None of those rules give you right to break up the terms themselves and re-arrange the pieces.

Answer 2

It appears that you have made a couple errors, but the one to explore first is the grouping of your terms seems to have accumulated more terms in the numerator compared to the denominator.
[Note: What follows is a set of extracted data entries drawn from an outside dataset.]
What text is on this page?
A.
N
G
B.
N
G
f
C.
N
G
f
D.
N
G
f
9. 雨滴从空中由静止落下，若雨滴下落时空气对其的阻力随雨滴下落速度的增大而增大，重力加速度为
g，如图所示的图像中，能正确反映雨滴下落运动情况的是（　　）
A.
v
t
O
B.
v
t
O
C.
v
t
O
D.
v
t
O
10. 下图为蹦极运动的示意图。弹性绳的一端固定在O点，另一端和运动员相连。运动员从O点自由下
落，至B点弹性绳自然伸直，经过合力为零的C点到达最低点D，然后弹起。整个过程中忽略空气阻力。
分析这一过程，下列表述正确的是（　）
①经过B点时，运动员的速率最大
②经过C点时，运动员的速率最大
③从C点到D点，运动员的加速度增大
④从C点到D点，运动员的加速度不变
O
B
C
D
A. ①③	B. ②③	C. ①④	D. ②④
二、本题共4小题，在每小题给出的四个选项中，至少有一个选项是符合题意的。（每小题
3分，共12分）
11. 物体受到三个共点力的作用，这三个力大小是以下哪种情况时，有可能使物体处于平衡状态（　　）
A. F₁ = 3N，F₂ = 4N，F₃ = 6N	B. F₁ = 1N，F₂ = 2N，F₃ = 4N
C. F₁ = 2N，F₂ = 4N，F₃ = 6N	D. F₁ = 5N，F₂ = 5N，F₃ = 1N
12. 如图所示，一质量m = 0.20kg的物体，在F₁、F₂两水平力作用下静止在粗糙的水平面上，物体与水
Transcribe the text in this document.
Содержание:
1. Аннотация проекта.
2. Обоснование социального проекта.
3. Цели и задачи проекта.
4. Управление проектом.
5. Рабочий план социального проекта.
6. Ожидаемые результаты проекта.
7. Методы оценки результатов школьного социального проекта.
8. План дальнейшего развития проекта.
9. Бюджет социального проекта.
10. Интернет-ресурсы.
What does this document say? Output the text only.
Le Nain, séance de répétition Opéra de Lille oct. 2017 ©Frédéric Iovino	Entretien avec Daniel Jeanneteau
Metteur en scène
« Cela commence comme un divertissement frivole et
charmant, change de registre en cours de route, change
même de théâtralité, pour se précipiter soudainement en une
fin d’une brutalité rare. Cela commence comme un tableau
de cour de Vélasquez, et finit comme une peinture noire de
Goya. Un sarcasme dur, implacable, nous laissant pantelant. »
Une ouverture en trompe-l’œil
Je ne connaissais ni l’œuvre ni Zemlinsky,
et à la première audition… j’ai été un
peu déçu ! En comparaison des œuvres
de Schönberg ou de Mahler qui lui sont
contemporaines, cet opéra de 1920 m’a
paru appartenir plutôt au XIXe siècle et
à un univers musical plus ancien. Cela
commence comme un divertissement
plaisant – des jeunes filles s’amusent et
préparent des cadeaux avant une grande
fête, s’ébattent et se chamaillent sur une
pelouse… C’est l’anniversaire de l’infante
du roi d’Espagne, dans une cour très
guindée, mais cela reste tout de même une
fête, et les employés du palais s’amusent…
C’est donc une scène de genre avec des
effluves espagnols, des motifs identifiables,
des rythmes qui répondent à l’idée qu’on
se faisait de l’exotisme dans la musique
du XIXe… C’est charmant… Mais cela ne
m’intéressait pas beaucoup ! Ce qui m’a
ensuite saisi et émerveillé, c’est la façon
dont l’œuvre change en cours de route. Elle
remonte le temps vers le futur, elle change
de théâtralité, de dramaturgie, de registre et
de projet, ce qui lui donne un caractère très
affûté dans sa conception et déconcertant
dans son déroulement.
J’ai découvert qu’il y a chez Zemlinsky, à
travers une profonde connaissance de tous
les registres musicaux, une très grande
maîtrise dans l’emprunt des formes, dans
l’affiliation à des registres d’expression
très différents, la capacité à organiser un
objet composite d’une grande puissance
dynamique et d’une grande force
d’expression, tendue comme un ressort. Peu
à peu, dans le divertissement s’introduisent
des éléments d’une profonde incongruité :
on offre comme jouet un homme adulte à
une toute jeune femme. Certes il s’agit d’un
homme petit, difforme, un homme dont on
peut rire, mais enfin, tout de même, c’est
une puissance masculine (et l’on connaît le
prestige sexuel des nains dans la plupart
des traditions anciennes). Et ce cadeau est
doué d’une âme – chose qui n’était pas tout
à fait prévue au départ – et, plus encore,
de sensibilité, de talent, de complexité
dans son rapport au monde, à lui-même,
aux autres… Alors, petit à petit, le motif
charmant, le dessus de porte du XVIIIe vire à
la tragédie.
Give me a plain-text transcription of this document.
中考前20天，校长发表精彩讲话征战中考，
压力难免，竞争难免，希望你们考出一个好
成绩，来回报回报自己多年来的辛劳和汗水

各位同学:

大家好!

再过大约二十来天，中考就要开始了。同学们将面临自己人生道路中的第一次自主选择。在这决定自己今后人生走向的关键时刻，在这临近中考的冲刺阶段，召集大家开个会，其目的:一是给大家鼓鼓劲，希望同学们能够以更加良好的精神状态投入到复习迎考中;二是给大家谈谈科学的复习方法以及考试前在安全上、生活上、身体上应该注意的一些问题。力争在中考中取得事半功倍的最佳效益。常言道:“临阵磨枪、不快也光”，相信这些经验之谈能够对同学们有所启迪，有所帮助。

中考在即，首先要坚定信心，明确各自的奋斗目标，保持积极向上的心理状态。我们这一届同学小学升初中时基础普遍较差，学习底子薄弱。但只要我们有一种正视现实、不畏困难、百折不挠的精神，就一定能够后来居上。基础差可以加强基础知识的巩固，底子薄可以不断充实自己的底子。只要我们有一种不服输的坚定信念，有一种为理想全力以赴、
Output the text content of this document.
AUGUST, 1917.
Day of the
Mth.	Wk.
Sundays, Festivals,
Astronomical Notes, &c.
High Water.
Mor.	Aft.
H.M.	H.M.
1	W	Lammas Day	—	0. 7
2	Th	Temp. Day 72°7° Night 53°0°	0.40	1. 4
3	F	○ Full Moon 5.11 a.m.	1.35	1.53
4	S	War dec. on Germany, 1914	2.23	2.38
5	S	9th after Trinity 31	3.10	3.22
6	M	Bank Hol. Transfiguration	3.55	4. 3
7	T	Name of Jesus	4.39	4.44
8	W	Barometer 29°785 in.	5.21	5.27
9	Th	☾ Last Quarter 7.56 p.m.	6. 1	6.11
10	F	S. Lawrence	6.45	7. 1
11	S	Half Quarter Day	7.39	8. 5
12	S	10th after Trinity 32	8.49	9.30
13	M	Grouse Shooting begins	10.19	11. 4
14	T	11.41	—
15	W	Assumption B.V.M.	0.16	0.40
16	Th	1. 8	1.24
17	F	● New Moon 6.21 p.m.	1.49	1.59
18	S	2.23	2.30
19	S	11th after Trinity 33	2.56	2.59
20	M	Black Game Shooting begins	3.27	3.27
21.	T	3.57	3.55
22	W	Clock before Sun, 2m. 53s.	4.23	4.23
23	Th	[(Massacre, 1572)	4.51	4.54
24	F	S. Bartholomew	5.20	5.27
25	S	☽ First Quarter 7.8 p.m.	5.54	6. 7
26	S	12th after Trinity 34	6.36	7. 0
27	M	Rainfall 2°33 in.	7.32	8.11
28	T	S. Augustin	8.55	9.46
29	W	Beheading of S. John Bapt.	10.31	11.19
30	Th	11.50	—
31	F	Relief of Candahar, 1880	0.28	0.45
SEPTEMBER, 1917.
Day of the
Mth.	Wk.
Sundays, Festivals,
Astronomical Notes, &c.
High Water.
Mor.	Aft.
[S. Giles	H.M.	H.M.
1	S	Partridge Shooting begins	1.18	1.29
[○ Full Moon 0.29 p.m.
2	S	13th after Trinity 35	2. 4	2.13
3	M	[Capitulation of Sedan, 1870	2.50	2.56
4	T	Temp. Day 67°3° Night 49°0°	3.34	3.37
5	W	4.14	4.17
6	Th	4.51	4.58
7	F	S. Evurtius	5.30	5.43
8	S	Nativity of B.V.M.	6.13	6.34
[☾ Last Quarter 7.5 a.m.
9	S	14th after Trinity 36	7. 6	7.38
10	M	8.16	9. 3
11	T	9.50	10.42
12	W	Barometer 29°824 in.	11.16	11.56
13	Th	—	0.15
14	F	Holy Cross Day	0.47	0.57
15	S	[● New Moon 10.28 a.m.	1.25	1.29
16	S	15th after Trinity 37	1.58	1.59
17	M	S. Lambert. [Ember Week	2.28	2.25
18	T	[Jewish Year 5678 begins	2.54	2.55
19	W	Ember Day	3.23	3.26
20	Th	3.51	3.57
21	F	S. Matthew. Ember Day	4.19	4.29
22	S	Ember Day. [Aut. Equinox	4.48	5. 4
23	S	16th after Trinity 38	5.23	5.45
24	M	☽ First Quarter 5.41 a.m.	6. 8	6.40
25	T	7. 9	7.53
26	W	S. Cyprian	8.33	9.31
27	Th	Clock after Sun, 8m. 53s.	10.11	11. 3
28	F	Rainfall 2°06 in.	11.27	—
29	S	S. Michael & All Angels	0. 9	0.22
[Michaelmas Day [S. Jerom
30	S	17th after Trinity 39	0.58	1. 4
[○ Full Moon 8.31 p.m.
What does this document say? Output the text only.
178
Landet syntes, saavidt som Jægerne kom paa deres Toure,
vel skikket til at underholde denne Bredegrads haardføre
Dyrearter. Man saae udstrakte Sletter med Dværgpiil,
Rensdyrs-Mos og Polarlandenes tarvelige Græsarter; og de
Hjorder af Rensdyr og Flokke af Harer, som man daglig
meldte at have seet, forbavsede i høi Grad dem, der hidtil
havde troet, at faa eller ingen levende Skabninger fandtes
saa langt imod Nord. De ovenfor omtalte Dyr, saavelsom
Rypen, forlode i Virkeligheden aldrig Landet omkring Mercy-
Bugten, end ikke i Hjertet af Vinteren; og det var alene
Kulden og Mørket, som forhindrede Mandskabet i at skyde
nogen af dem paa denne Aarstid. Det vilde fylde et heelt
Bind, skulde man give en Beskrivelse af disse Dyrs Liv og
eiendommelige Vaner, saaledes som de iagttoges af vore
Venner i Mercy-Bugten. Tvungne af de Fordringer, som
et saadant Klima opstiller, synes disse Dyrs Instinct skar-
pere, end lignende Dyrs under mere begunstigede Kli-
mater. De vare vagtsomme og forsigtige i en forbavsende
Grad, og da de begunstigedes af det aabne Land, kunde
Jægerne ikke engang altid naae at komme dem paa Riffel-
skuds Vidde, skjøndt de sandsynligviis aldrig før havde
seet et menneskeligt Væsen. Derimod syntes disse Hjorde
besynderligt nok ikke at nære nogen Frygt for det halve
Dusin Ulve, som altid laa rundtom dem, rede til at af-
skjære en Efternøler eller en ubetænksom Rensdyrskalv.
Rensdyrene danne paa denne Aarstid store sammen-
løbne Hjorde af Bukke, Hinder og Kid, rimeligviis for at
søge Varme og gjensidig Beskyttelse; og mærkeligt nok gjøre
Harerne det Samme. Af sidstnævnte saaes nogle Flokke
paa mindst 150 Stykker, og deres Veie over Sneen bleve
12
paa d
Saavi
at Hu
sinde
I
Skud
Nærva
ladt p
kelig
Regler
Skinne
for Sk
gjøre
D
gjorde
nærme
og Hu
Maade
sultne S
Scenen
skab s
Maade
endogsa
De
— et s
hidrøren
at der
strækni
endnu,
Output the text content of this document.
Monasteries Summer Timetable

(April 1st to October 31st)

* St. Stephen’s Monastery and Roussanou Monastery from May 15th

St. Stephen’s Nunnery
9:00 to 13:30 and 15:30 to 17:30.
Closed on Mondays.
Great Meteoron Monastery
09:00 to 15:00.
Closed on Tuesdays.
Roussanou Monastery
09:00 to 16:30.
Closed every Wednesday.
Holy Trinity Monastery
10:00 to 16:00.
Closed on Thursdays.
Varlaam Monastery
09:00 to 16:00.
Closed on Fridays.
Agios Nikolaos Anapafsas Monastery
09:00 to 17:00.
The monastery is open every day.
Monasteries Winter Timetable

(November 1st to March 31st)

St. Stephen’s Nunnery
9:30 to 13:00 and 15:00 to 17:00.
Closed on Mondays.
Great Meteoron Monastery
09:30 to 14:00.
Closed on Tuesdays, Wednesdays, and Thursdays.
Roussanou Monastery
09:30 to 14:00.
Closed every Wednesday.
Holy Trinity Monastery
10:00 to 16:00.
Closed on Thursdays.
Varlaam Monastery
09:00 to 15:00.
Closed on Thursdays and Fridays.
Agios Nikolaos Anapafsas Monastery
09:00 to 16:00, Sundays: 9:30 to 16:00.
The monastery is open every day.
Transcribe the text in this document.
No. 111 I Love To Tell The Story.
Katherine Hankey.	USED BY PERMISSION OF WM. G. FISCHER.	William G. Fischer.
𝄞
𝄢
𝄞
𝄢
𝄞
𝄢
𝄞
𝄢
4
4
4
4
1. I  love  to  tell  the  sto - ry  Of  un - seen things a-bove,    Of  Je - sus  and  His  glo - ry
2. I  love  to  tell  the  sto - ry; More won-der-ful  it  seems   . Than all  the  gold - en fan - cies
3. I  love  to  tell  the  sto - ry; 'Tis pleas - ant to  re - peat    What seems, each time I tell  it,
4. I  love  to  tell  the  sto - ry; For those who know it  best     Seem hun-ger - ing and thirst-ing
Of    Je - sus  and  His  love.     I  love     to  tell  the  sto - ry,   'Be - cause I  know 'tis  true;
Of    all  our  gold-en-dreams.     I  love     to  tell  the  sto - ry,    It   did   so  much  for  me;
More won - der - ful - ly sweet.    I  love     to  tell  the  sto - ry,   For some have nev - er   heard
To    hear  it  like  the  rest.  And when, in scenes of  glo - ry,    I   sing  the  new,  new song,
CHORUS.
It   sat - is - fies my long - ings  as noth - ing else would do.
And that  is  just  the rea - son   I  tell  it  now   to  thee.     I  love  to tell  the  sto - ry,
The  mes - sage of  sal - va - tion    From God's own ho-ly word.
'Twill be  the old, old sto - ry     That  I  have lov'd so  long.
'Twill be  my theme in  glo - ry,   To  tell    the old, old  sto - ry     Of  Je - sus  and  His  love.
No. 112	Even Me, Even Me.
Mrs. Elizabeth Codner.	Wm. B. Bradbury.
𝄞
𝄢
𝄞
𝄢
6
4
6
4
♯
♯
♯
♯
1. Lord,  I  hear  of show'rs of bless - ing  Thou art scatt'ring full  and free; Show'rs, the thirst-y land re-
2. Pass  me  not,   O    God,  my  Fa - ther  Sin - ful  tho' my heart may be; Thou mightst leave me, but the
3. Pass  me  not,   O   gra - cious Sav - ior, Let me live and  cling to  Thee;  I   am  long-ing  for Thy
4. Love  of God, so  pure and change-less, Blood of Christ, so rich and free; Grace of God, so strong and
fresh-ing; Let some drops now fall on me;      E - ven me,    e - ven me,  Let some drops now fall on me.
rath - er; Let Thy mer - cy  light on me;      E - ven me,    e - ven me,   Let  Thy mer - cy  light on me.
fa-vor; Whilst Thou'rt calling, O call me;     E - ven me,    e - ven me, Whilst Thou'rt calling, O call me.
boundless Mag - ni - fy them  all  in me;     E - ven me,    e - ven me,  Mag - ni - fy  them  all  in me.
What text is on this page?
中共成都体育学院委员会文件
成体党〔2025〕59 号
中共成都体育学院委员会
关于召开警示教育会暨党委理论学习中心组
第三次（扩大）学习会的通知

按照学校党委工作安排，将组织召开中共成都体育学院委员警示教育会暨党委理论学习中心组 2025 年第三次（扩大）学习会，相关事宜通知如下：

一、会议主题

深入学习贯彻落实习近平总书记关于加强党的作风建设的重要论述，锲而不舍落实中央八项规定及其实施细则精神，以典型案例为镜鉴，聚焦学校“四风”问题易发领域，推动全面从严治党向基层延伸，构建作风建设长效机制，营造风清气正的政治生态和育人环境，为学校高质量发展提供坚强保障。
The wallis product is defined as (according to Wikipedia) $$ \frac{\pi}{2} = \left(\frac{2\cdot 2}{1\cdot 3} \right)\cdot \left(\frac{4\cdot 4}{3\cdot 5} \right)\cdot \left(\frac{6\cdot 6}{5\cdot 7} \right)\cdots = 4 \cdot \left(\frac{4\cdot 4}{3\cdot 3}\right)\cdot \left(\frac{6\cdot 6}{5\cdot 5}\right)\cdot \left(\frac{1}{7}\right)\cdots $$ so you appear to be off by one when computing your product

Answer 3

Series are limit of partial sum and for the second one we have

$$ W_N=\left(\frac{2\cdot 2}{1\cdot 3} \right)\cdot \left(\frac{4\cdot 4}{3\cdot 5} \right)\cdot \left(\frac{6\cdot 6}{5\cdot 7} \right)\cdots\left(\frac{4N^2}{4N^2-1} \right)= \prod_{n=1}^{N}\frac{4n^2}{4n^2-1}$$

which can be reordered as follows

$$W_N=4\cdot \left(\frac{4\cdot 4}{3\cdot 3} \right)\cdot \left(\frac{6\cdot 6}{5\cdot 5} \right)\cdot \left(\frac{8\cdot 8}{7\cdot 7} \right)\cdots\left(\frac{(2N)^2}{(2N-1)^2} \right)\frac1{2N+1} =$$

$$= \frac4{2N+1}\cdot\prod_{n=1}^{N} \left(\frac{2n}{2n-1} \right)^2$$

while you have considered two different sequences with different limit.